The Napa Wine Company, housed in a building that dates back to 1877, when it was the Brun & Chaix Nouveau Médoc Winery, is a custom crush facility where every vintage more than 60 wineries produce over 150 different wines.
Now I can give the same advice to wine lovers visiting the Okanagan Valley who have only a few hours to taste: make a beeline to the Okanagan Crush Pad in Summerland. This new enterprise created by Christine Coletta and her husband Steve Lornie is set in an ultra-modern concrete-and-glass building in the 10-acre Switchback Vineyard. Until 2005 this plot was an orchard and is now planted to Pinot Gris. If you go, say hello to Echo the winery dog, a friendly black Lab.

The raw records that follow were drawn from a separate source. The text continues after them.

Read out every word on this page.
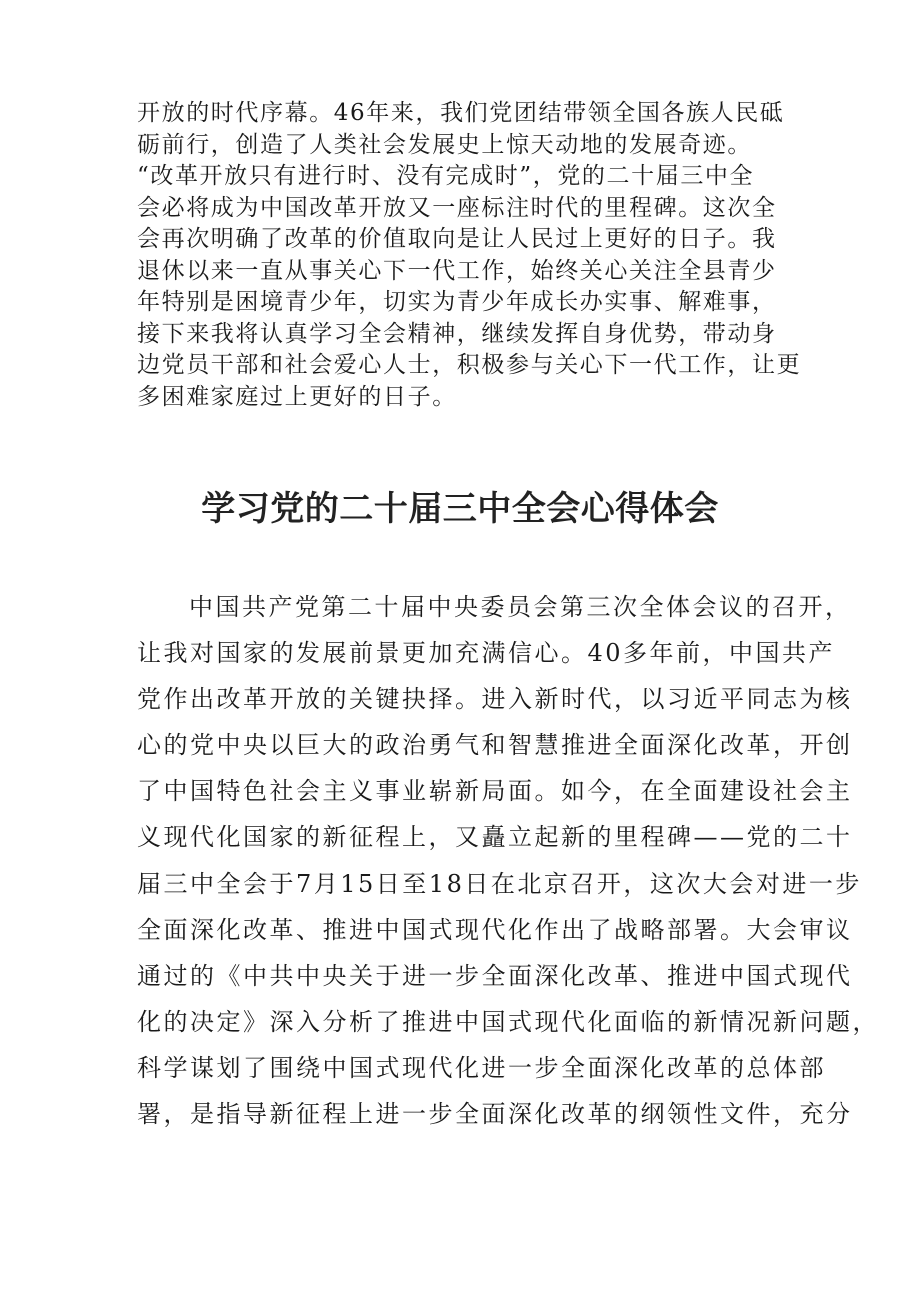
开放的时代序幕。46年来，我们党团结带领全国各族人民砥
砺前行，创造了人类社会发展史上惊天动地的发展奇迹。
“改革开放只有进行时、没有完成时”，党的二十届三中全
会必将成为中国改革开放又一座标注时代的里程碑。这次全
会再次明确了改革的价值取向是让人民过上更好的日子。我
退休以来一直从事关心下一代工作，始终关心关注全县青少
年特别是困境青少年，切实为青少年成长办实事、解难事，
接下来我将认真学习全会精神，继续发挥自身优势，带动身
边党员干部和社会爱心人士，积极参与关心下一代工作，让更
多困难家庭过上更好的日子。
学习党的二十届三中全会心得体会
中国共产党第二十届中央委员会第三次全体会议的召开，
让我对国家的发展前景更加充满信心。40多年前，中国共产
党作出改革开放的关键抉择。进入新时代，以习近平同志为核
心的党中央以巨大的政治勇气和智慧推进全面深化改革，开创
了中国特色社会主义事业崭新局面。如今，在全面建设社会主
义现代化国家的新征程上，又矗立起新的里程碑——党的二十
届三中全会于7月15日至18日在北京召开，这次大会对进一步
全面深化改革、推进中国式现代化作出了战略部署。大会审议
通过的《中共中央关于进一步全面深化改革、推进中国式现代
化的决定》深入分析了推进中国式现代化面临的新情况新问题，
科学谋划了围绕中国式现代化进一步全面深化改革的总体部
署，是指导新征程上进一步全面深化改革的纲领性文件，充分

OCP’s resident winemaker is Michael Bartier, formerly the magician at Road 13 Vineyards. Bartier makes a variety of wines here under such labels as Haywire, Bartier & Scholefield, Bartier Brothers, Bella Wines, Harper’s Trail and Rafter F. Tom Di Bello, the longtime winemaker at CedarCreek and now consulting with Harry McWatters in Vintage Consulting Group, makes his Di Bello Syrah, Merlot and Chardonnay here.
On a recent visit to the Okanagan I toured OCP’s 7,750 square foot facility and tasted a series of wines produced by Michael Bartier, including the third-harvest Switchback Pinot Gris 2011 (medium straw in colour; minerally, peach-pit nose; dry, grapefruit and white peach flavours driven by citrus acidity).

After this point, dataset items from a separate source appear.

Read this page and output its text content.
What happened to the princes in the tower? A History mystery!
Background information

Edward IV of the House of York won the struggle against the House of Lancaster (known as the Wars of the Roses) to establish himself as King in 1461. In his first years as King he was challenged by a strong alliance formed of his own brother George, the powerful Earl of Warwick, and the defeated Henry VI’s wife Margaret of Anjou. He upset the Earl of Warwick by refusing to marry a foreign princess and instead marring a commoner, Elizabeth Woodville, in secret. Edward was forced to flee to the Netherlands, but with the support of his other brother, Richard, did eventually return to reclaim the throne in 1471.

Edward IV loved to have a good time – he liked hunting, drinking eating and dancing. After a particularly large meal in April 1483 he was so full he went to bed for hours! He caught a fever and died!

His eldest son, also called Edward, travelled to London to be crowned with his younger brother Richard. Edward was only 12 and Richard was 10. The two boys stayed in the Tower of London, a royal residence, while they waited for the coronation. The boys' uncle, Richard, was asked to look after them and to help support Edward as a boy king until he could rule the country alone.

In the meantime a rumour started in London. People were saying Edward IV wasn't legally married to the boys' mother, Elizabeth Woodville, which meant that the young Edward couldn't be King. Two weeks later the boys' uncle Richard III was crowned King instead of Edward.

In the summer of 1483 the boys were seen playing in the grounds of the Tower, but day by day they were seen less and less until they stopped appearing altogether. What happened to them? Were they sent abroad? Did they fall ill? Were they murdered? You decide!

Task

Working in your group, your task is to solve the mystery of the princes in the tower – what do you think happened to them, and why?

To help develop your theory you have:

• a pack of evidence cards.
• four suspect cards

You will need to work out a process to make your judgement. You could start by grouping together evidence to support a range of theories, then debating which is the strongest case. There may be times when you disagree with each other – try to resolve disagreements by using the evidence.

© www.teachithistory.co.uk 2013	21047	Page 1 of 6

In addition to extending Michael Bartier’s winemaking skills to clients, Okanagan Crush Pad offers what they call “field to market” expertise — assisting in the marketing, label design and promotion of wines produced at the state-of-the-art facility, which has a 25,000-case capacity.
Coletta and Lornie have big plans. The company has purchased 317 acres of raw ranch land in Summerland’s Garnet Valley, where they will probably plant Pinot Gris, Pinot Noir and Cabernet Franc on the advice of their Chilean terroir expert, Pedro Parra and their Italian consulting winemaker, Alberto Antonini. Planting will begin in the spring, which will give See Ya Later’s vineyard on Hawthorne Mountain a run for its money as the highest vineyard in the Okanagan Valley (though those laurels may very well go to Don and Elaine Triggs for their Margaret’s Bench Vineyard at Culmina Family Estate in Osoyoos, which tops off at 595 metres).
With the soaring costs of winery hardware and oak barrels, it makes a lot of sense for aspiring winemakers and vineyard owners to test the waters in custom crush facilities. This is what we need in the Niagara Peninsula. When Niagara Vintners and their 20 Bees brand went into receivership in April 2008, they had to vacate a newly built 43,000 square foot production facility on 30 acres of land in Niagara-on-the-Lake. 20 Bees was a brave attempt at creating a winegrowers’ co-operative — 19 grower “bees” with Sue-Ann Staff as winemaker. The entire operation, lock stock and barrel, was picked up by Diamond Estates. The facility, I always thought, would have made an ideal custom crush house. Maybe Christine Coletta and Steve Lornie will look east and decide to create a crush pad in Ontario.